Overlapping roles for PARP1 and PARP2 in the recruitment of endogenous XRCC1 and PNKP into oxidized chromatin.

A critical step of DNA single-strand break repair is the rapid recruitment of the scaffold protein XRCC1 that interacts with, stabilizes and stimulates multiple enzymatic components of the repair process. XRCC1 recruitment is promoted by PARP1, an enzyme that is activated following DNA damage and synthesizes ADP-ribose polymers that XRCC1 binds directly. However, cells possess two other DNA strand break-induced PARP enzymes, PARP2 and PARP3, for which the roles are unclear. To address their involvement in the recruitment of endogenous XRCC1 into oxidized chromatin we have established 'isogenic' human diploid cells in which PARP1 and/or PARP2, or PARP3 are deleted. Surprisingly, we show that either PARP1 or PARP2 are sufficient for near-normal XRCC1 recruitment at oxidative single-strand breaks (SSBs) as indicated by the requirement for loss of both proteins to greatly reduce or ablate XRCC1 chromatin binding following H2O2 treatment. Similar results were observed for PNKP; an XRCC1 protein partner important for repair of oxidative SSBs. Notably, concentrations of PARP inhibitor >1000-fold higher than the IC50 were required to ablate both ADP-ribosylation and XRCC1 chromatin binding following H2O2 treatment.
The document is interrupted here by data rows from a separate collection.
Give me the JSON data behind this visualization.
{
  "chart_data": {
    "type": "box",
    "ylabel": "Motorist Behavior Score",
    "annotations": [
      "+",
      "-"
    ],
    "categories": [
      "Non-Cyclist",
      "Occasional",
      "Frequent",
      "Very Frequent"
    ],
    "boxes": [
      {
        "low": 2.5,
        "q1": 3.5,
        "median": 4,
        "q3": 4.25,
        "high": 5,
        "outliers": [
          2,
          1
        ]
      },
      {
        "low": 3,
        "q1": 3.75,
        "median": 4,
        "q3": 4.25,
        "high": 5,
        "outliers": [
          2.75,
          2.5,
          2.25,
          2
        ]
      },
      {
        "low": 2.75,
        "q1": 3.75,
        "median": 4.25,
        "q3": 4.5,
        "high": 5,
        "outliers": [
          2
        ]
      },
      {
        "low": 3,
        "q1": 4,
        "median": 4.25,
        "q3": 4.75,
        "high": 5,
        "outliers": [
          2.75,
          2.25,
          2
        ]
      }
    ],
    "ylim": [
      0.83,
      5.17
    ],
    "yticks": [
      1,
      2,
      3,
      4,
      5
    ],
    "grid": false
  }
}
These results demonstrate that very low levels of ADP-ribosylation, synthesized by either PARP1 or PARP2, are sufficient for XRCC1 recruitment following oxidative stress.
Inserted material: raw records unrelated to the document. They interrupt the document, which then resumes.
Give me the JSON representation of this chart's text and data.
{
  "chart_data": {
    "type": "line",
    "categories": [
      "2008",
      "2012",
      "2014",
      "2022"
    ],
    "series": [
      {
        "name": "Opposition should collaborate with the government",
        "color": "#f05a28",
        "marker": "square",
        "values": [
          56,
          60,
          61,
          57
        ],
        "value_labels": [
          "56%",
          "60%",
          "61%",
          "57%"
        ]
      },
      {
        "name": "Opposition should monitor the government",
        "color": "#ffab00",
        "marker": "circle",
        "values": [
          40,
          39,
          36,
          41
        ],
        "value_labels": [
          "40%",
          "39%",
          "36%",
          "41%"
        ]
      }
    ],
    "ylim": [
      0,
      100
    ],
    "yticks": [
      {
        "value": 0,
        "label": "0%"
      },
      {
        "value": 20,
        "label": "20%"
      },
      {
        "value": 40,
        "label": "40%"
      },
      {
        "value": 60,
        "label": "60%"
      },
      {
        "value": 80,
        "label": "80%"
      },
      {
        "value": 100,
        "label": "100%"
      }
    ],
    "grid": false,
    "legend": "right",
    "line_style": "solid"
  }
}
XRCC1 mutation is associated with PARP1 hyperactivation and cerebellar ataxia.

XRCC1 is a molecular scaffold protein that assembles multi-protein complexes involved in DNA single-strand break repair. Here we show that biallelic mutations in the human XRCC1 gene are associated with ocular motor apraxia, axonal neuropathy, and progressive cerebellar ataxia. Cells from a patient with mutations in XRCC1 exhibited not only reduced rates of single-strand break repair but also elevated levels of protein ADP-ribosylation. This latter phenotype is recapitulated in a related syndrome caused by mutations in the XRCC1 partner protein PNKP and implicates hyperactivation of poly(ADP-ribose) polymerase/s as a cause of cerebellar ataxia. Indeed, remarkably, genetic deletion of Parp1 rescued normal cerebellar ADP-ribose levels and reduced the loss of cerebellar neurons and ataxia in Xrcc1-defective mice, identifying a molecular mechanism by which endogenous single-strand breaks trigger neuropathology. Collectively, these data establish the importance of XRCC1 protein complexes for normal neurological function and identify PARP1 as a therapeutic target in DNA strand break repair-defective disease.